Dell has announce that it wants to outsource its factories, thereby putting even greater strains on its belief in the power of its brand.

Not many years have passed since Dell’s brand had real, substantive meaning: the company brilliantly assembled and shipped beige PCs for less than you’d pay at a retailer or other manufacturer. There was a robust customer service function that supported this distribution model. It made founder Michael Dell a gazillionarie.

The company has since moved away from tangible attributes influencing its strategic decisions, and instead chosen to pursue brand as something utterly divorced from reality. It’s far easier to identify what Dell doesn’t represent versus what it does:

  • Customer service: Many of the vaunted customer service locations have been closed, and the remainder of human interaction appears to have been outsourced to India (or somewhere else where the accents are distinctly non-Texan).
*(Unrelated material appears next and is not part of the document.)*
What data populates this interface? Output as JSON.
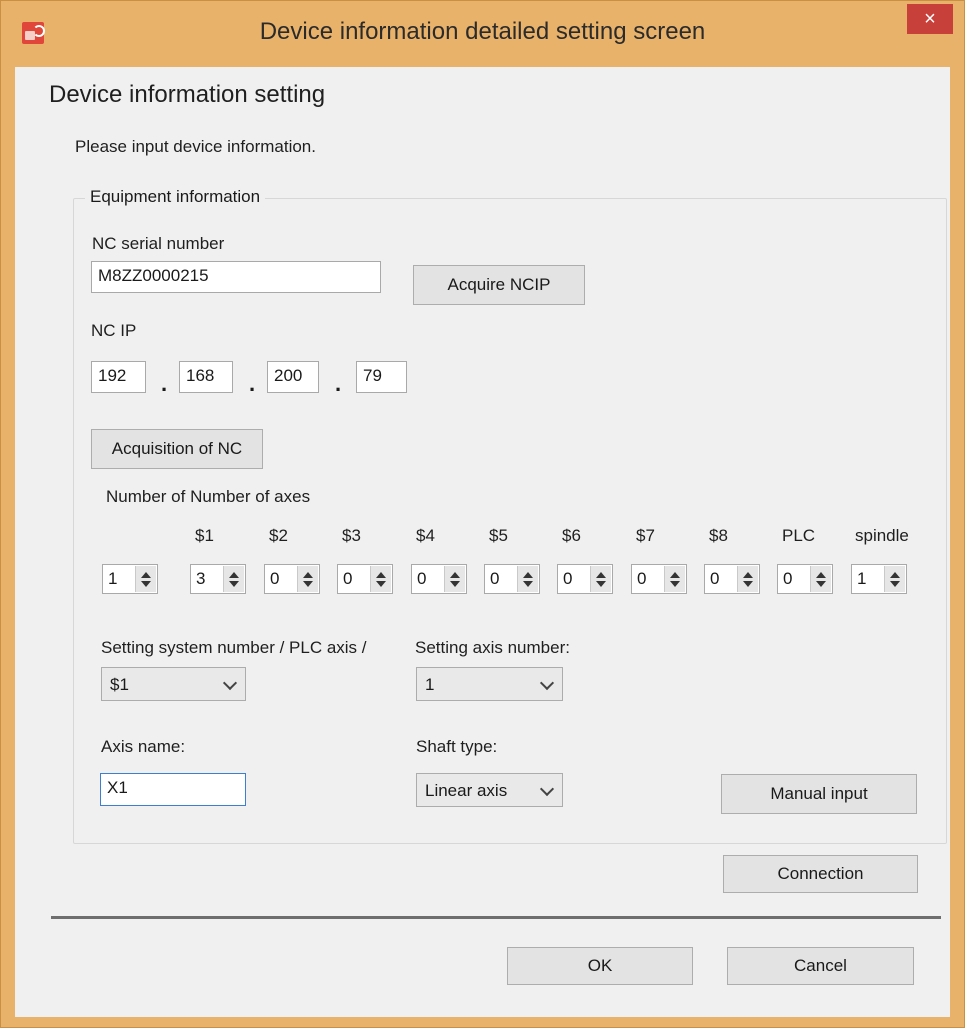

There’s nothing inherently wrong with such a strategy, but Dell forsakes 1) the happy hand-holding that folks who got their computers shipped directly to their homes (or offices) require, and 2) replaces it with reasonably aggressive upselling. Further, Dell has experimented a lot with outsourcing service to its users via forums and blogs. So forget about relying on it for help
  • Distribution: Dell now hawks its wares in most of the same stores as the other PC makers, so it really isn’t a "direct" play anymore. So there’s no longer any compelling differentiation due to how you buy it. Further, one of the worst shortcomings of the direct model was that its machines weren’t serviceable at retail locations (it would break the warranty), which was a terribly customer-hostile policy. The flip side, of course, is that its machines can now be fixed/improved with non-Dell parts, so they’re not really Dell machines when they’re sold/repaired at retail. They’re just boxes with commodity guts in ’em
  • Product innovation: Playing also-ran to Apple seems to be about as innovative as Dell, or any of the other beige-loving PC companies, can muster. External styling/design was never its forte anyway; Dell’s miracle was how it designed and built PCs on the inside, so it could wring profits from more efficiently-made machines. Its latest laptops (or leaked strategy for another mp3 player) do a bad job of copying Apple’s look-and-feel, without also copying the core attribute of innovation, which is use/relevance. Apple doesn’t just lookcool; it weds function with design. There’s no reason to expect Dell to do this
  • Price leadership: The company doesn’t want to be the low-cost leader, as that’s where the commodity PC business already wallows, yet I wonder if it has the capacity to do so anyway? 

Dell also want to actually make its computers anymore, either. So what does the brand represent now? 

Creative marketing communications. It’s going to be the product of pure invention. Contrivance. Imagination.


I find it contradictory that any company would profess to stand for more by doing less, but it’s not uncommon in businesses where the brand theology has really taken hold. I’m sure there are some agencies and consultants who have worked long hours — and collected mucho fees — to convince Mr. Dell and his leadership team that their company really isn’t a company at all, but rather an idea

This is while every indicator from the social media space, not to mention actual consumer purchases, is that reality is absolutely the driver of product preference. Nuance and associations of brand are interesting, but emotional and material attachments to brands are borne of experience, not the ether. Believing otherwise is misplaced strategy, at best, and utterly stupid, more than likely.

It takes lots of fortitude for Dell to keep the faith.